Nadie es ajeno a las repercusiones que el incremento de los impuestos generales tiene para la actividad económica y para la creación de empleo porque, aunque esa revisión sólo abarque a las rentas más altas, como parece indicarse, son éstas precisamente las que tienen mayor capacidad de consumo, lo que generaría, inevitablemente, efectos indeseados en esta variable, sobre todo si tenemos en cuenta que a la vuelta de la esquina,  se anuncia ya la subida de los tipos de interés,  prevista para octubre de 2019, que detraerá más poder adquisitivo para los bolsillos de los hogares, como ya se está dejando notar mediante el goteo al alza que en los últimos días está registrando el Euribor, teniendo en cuenta, además, el encarecimiento del precio de las gasolinas.

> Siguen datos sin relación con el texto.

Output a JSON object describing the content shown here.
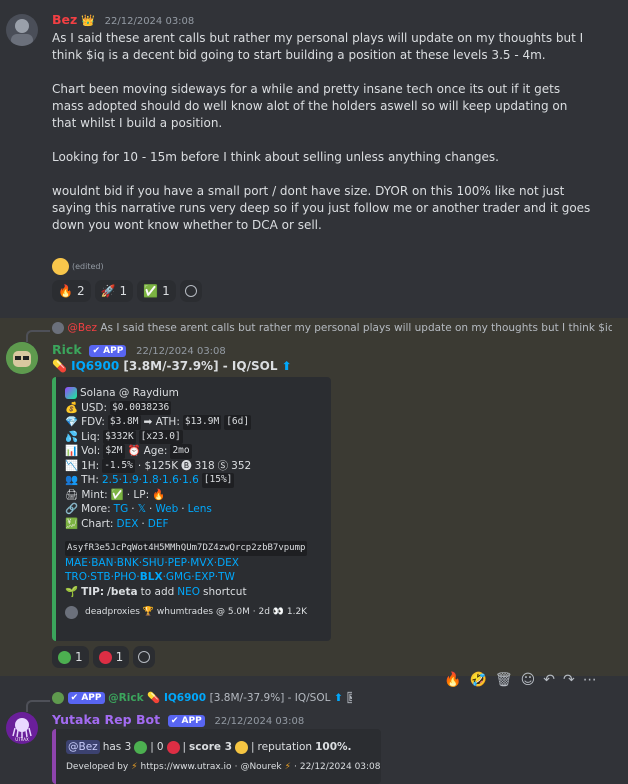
{
  "msg1": {
    "username": "Bez",
    "crown": "👑",
    "timestamp": "22/12/2024 03:08",
    "paragraphs": [
      "As I said these arent calls but rather my personal plays will update on my thoughts but I think $iq is a decent bid going to start building a position at these levels 3.5 - 4m.",
      "Chart been moving sideways for a while and pretty insane tech once its out if it gets mass adopted should do well know alot of the holders aswell so will keep updating on that whilst I build a position.",
      "Looking for 10 - 15m before I think about selling unless anything changes.",
      "wouldnt bid if you have a small port / dont have size. DYOR on this 100% like not just saying this narrative runs very deep so if you just follow me or another trader and it goes down you wont know whether to DCA or sell."
    ],
    "edited": "(edited)",
    "reactions": [
      {
        "emoji": "🔥",
        "count": "2"
      },
      {
        "emoji": "🚀",
        "count": "1"
      },
      {
        "emoji": "✅",
        "count": "1"
      }
    ]
  },
  "msg2": {
    "reply_user": "@Bez",
    "reply_text": "As I said these arent calls but rather my personal plays will update on my thoughts but I think $iq is ...",
    "username": "Rick",
    "app_tag": "✔ APP",
    "timestamp": "22/12/2024 03:08",
    "title_link": "IQ6900",
    "title_stats": "[3.8M/-37.9%]",
    "title_pair": "- IQ/SOL",
    "embed": {
      "chain": "Solana @ Raydium",
      "usd_label": "USD:",
      "usd": "$0.0038236",
      "fdv_label": "FDV:",
      "fdv": "$3.8M",
      "ath_label": "➡ ATH:",
      "ath": "$13.9M",
      "ath_age": "[6d]",
      "liq_label": "Liq:",
      "liq": "$332K",
      "liq_x": "[x23.0]",
      "vol_label": "Vol:",
      "vol": "$2M",
      "age_label": "Age:",
      "age": "2mo",
      "h1_label": "1H:",
      "h1": "-1.5%",
      "h1_vol": "· $125K",
      "h1_buys": "318",
      "h1_sells": "352",
      "th_label": "TH:",
      "th": "2.5·1.9·1.8·1.6·1.6",
      "th_pct": "[15%]",
      "mint_label": "Mint:",
      "lp_label": "· LP:",
      "more_label": "More:",
      "more_tg": "TG",
      "more_x": "𝕏",
      "more_web": "Web",
      "more_lens": "Lens",
      "chart_label": "Chart:",
      "chart_dex": "DEX",
      "chart_def": "DEF",
      "address": "AsyfR3e5JcPqWot4H5MMhQUm7DZ4zwQrcp2zbB7vpump",
      "links1": "MAE·BAN·BNK·SHU·PEP·MVX·DEX",
      "links2_a": "TRO·STB·PHO·",
      "links2_b": "BLX",
      "links2_c": "·GMG·EXP·TW",
      "tip_label": "TIP:",
      "tip_cmd": "/beta",
      "tip_mid": "to add",
      "tip_neo": "NEO",
      "tip_end": "shortcut",
      "footer": "deadproxies 🏆 whumtrades @ 5.0M · 2d 👀 1.2K"
    },
    "reactions": [
      {
        "emoji": "green-circle",
        "count": "1"
      },
      {
        "emoji": "red-circle",
        "count": "1"
      }
    ]
  },
  "msg3": {
    "reply_app": "✔ APP",
    "reply_user": "@Rick",
    "reply_link": "IQ6900",
    "reply_text": "[3.8M/-37.9%] - IQ/SOL",
    "username": "Yutaka Rep Bot",
    "app_tag": "✔ APP",
    "timestamp": "22/12/2024 03:08",
    "avatar_text": "UTRAX",
    "line1_user": "@Bez",
    "line1_has": "has 3",
    "line1_zero": "0",
    "line1_score": "score 3",
    "line1_rep": "reputation",
    "line1_pct": "100%.",
    "line2_dev": "Developed by",
    "line2_url": "https://www.utrax.io",
    "line2_author": "@Nourek",
    "line2_time": "22/12/2024 03:08"
  },
  "hover_bar": [
    "🔥",
    "🤣",
    "🗑",
    "☺",
    "↶",
    "↷",
    "⋯"
  ],
  "colors": {
    "bez_name": "#f23f43",
    "rick_name": "#3ba55c",
    "yutaka_name": "#a36bf2",
    "link": "#00a8fc",
    "highlight_bg": "#3b3a33"
  }
}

Es verdad que, como esgrimen las fuentes gubernamentales,  esas necesidades de  recursos para financiar esos proyectos pueden encontrar abrigo en impuestos específicos que salvaguarden el incremento de los generales, como el impuesto a la Banca, a las transacciones financieras o a las tecnológicas, o los derivados  del   incremento  exhaustivo del  control del fraude fiscal y/o laboral,  pero,  en cualquier caso, ni serán suficientes ni su aplicación tendrá un efecto tan inmediato que palíe la premura con que se están planteando. 

En resumen, mucho nos tememos que quien termine pagando los platos rotos del sobrecosto estatal enunciado no serán precisamente y exclusivamente ni los ricos, ni los bancos y, ni siquiera, las tecnológicas, sino el conjunto de la sociedad.